He, the creature, began to laugh. His laugh was just as terrifying as his voice had been in the darkness of the storage room moments ago, and it shook her, but she waited patiently for his response.
“Human, surely you know you are inside the lamp? Where else would I be? Can you not see the colour of the sky which forms the boundaries of our world?” He held his arms wide and lifted his head upward.
Loretta also looked up, away from the sun. “Oh,” she said.
He laughed more.
“Oh,” she repeated, and fainted.
*
When she stirred again, the sun was still high in the sky, blaring down on her, but the light was dappled, and she was lying in the shade of a gnarled acacia tree. The creature, whom she did not yet feel comfortable referring to as a ‘genie’ was sitting, knees up, on a rock a few feet away from her. He didn’t look very supernatural. Here in the bright light of day he was neither made of smoke nor ephemeral. He was normal sized with a regular physical body. Tempted as she was to go over and poke him to check he was real, she decided it was probably not a good idea.
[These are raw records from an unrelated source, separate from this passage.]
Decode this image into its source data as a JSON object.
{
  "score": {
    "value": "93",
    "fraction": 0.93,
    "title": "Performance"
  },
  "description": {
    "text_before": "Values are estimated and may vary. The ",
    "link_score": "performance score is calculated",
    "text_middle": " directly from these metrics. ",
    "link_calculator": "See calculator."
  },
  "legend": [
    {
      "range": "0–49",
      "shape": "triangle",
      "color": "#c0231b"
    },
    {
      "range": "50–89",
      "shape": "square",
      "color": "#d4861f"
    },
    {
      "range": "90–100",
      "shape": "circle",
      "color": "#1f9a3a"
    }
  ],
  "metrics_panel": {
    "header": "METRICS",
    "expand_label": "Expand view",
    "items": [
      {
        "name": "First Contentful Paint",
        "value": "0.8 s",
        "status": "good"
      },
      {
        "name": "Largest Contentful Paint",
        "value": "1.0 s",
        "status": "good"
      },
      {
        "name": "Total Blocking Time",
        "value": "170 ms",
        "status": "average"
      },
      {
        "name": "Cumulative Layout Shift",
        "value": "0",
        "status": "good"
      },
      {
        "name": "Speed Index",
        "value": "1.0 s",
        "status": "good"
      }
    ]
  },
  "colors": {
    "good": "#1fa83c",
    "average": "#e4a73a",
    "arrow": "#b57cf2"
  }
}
She didn’t move either, not yet comfortable to let him know she was awake.
He was a genie.
He was glaring out into the desert, his frown brilliantly contorting his defined eyebrows and the muscles beneath them. His skin was a warm tan brown, but everything else about him seemed cold; she had the full view of his profile, angular nose, pointed chin, harsh cheek bones, a forehead that seemed too long, and a shaven scalp save for the long black ponytail drawn from his hair line back half way to the nape of his neck, and hanging down past his shoulders. He was half-naked and clearly comfortable with it, his once white linen trousers were smeared with stains of sweat and mud and the marks of general wear. There were several holes in them big enough for Loretta to poke a finger through. His feet were bare.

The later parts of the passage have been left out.